On paper, Michal Kwiatkowski and Marta Cavalli’s wins were not hugely similar. Kwiatkowski is a former world champion and previous winner of Amstel, a rider who may not have been Plan A but was a threat as soon as he attacked. Cavalli is a great rider who has been on the cusp of a big victory like this, but was definitely more of an underdog when she launched an attack against some of the best riders in the peloton with 1.6km to go. What they have in common, though, is that neither of them were really meant to win.
When FDJ Nouvelle-Aquitaine Futuroscope confirmed that none of Cecilie Uttrup Ludwig, Grace Brown or star of Flanders Brodie Chapman would be lining up for Sunday’s Amstel Gold Race, to many that signalled a significant blow to the team’s chances. Unlike teams like SD Worx or Trek-Segafredo, FDJ don’t have a huge wealth of top-level riders to call upon, so without three of their best, their team was weaker than they would have liked, but Marta Cavalli wasn’t. Maybe all she needed was a bit of freedom: no Uttrup Ludwig to look after, no expectations on her shoulders, no one marking her in the peloton. The script said it all went wrong for FDJ when Uttrup Ludwig pulled out, but Marta Cavalli made it all go right.

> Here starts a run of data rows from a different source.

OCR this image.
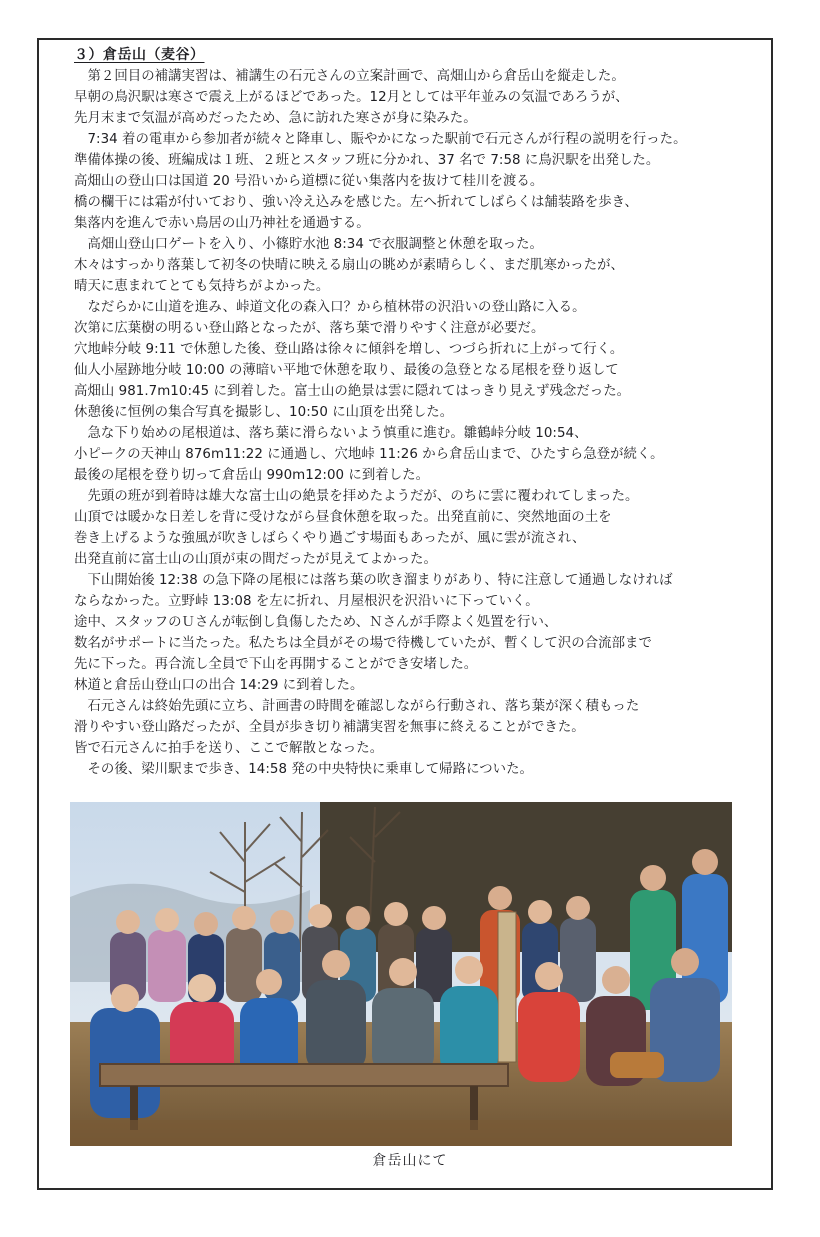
３）倉岳山（麦谷）
　第２回目の補講実習は、補講生の石元さんの立案計画で、高畑山から倉岳山を縦走した。
早朝の鳥沢駅は寒さで震え上がるほどであった。12月としては平年並みの気温であろうが、
先月末まで気温が高めだったため、急に訪れた寒さが身に染みた。
　7:34 着の電車から参加者が続々と降車し、賑やかになった駅前で石元さんが行程の説明を行った。
準備体操の後、班編成は１班、２班とスタッフ班に分かれ、37 名で 7:58 に鳥沢駅を出発した。
高畑山の登山口は国道 20 号沿いから道標に従い集落内を抜けて桂川を渡る。
橋の欄干には霜が付いており、強い冷え込みを感じた。左へ折れてしばらくは舗装路を歩き、
集落内を進んで赤い鳥居の山乃神社を通過する。
　高畑山登山口ゲートを入り、小篠貯水池 8:34 で衣服調整と休憩を取った。
木々はすっかり落葉して初冬の快晴に映える扇山の眺めが素晴らしく、まだ肌寒かったが、
晴天に恵まれてとても気持ちがよかった。
　なだらかに山道を進み、峠道文化の森入口？から植林帯の沢沿いの登山路に入る。
次第に広葉樹の明るい登山路となったが、落ち葉で滑りやすく注意が必要だ。
穴地峠分岐 9:11 で休憩した後、登山路は徐々に傾斜を増し、つづら折れに上がって行く。
仙人小屋跡地分岐 10:00 の薄暗い平地で休憩を取り、最後の急登となる尾根を登り返して
高畑山 981.7m10:45 に到着した。富士山の絶景は雲に隠れてはっきり見えず残念だった。
休憩後に恒例の集合写真を撮影し、10:50 に山頂を出発した。
　急な下り始めの尾根道は、落ち葉に滑らないよう慎重に進む。雛鶴峠分岐 10:54、
小ピークの天神山 876m11:22 に通過し、穴地峠 11:26 から倉岳山まで、ひたすら急登が続く。
最後の尾根を登り切って倉岳山 990m12:00 に到着した。
　先頭の班が到着時は雄大な富士山の絶景を拝めたようだが、のちに雲に覆われてしまった。
山頂では暖かな日差しを背に受けながら昼食休憩を取った。出発直前に、突然地面の土を
巻き上げるような強風が吹きしばらくやり過ごす場面もあったが、風に雲が流され、
出発直前に富士山の山頂が束の間だったが見えてよかった。
　下山開始後 12:38 の急下降の尾根には落ち葉の吹き溜まりがあり、特に注意して通過しなければ
ならなかった。立野峠 13:08 を左に折れ、月屋根沢を沢沿いに下っていく。
途中、スタッフのＵさんが転倒し負傷したため、Ｎさんが手際よく処置を行い、
数名がサポートに当たった。私たちは全員がその場で待機していたが、暫くして沢の合流部まで
先に下った。再合流し全員で下山を再開することができ安堵した。
林道と倉岳山登山口の出合 14:29 に到着した。
　石元さんは終始先頭に立ち、計画書の時間を確認しながら行動され、落ち葉が深く積もった
滑りやすい登山路だったが、全員が歩き切り補講実習を無事に終えることができた。
皆で石元さんに拍手を送り、ここで解散となった。
　その後、梁川駅まで歩き、14:58 発の中央特快に乗車して帰路についた。
倉岳山にて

Michal Kwiatkowski’s win seems perfectly reasonable for the type of rider he is, but on paper it’s a diversion from his recent style. The Pole hasn’t won a one day race since 2017, instead morphing himself into one of INEOS Grenadiers’ best domestiques, always there to help a teammate to victory. And that’s what he was expected to do today, support the prodigious Tom Pidcock to the win he so sorely wanted here last year, to help write that perfect comeback story. But as we have established, the stories had other ideas today.
These pre-determined scripts we, the viewers, and they, the riders, write for races like Amstel can kill the racing, dampen the drama. They force riders into corners based on outcomes they think are predestined, but are often far from it. Cavalli shouldn’t have attacked because surely Van Vleuten and Vollering would catch her. Kwiatkowski and Cosnefroy shouldn’t have tired themselves out being aggressive when they had an in-form Mathieu van der Poel behind, who would obviously beat them in a sprint. Too often we see riders fail to attack because they’re scared of losing, scared of taking with them a rider who everyone has decided is ‘better’, more content to roll home seventh in a group than risk exploding and falling out of the top ten. “I had nothing to lose,” Cavalli said at the finish, something we perhaps don’t hear said enough.

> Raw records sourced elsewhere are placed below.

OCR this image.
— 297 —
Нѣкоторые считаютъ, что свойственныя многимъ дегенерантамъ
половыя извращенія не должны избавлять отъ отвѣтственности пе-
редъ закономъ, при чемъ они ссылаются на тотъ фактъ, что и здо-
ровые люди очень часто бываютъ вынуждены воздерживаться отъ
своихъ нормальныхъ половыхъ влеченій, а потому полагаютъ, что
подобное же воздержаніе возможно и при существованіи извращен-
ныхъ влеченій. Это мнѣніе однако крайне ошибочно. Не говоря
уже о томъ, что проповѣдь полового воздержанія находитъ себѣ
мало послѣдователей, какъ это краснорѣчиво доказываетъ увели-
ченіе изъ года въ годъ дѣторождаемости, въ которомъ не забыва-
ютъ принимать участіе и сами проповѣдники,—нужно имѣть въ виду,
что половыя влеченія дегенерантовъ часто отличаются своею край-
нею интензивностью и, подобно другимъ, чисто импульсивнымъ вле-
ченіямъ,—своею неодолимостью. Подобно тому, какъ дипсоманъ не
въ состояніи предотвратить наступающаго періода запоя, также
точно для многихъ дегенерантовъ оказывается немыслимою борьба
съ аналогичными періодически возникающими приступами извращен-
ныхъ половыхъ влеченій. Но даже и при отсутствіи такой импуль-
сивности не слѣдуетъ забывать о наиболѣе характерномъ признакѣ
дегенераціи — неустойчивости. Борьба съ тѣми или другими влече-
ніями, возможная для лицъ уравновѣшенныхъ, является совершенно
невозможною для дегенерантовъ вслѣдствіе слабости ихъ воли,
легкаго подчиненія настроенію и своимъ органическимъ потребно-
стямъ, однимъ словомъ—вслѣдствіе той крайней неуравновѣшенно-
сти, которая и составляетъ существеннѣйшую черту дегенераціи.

Of course, strength and speed were a big part of what delivered Marta Cavalli and Michal Kwiatkowski to victory on Sunday, a factor we can’t ignore is bravery. Both riders made bold moves, against groups they weren’t the strongest in, and committed to them for the ultimate pay off. Both riders knew they weren’t meant to win today, they knew the scripts as well as those of us watching at home did, but they weren’t afraid to rip them up. It’s true that the winner is often the favourite, but you don’t have to be the favourite to be the winner, you just have to take the risk.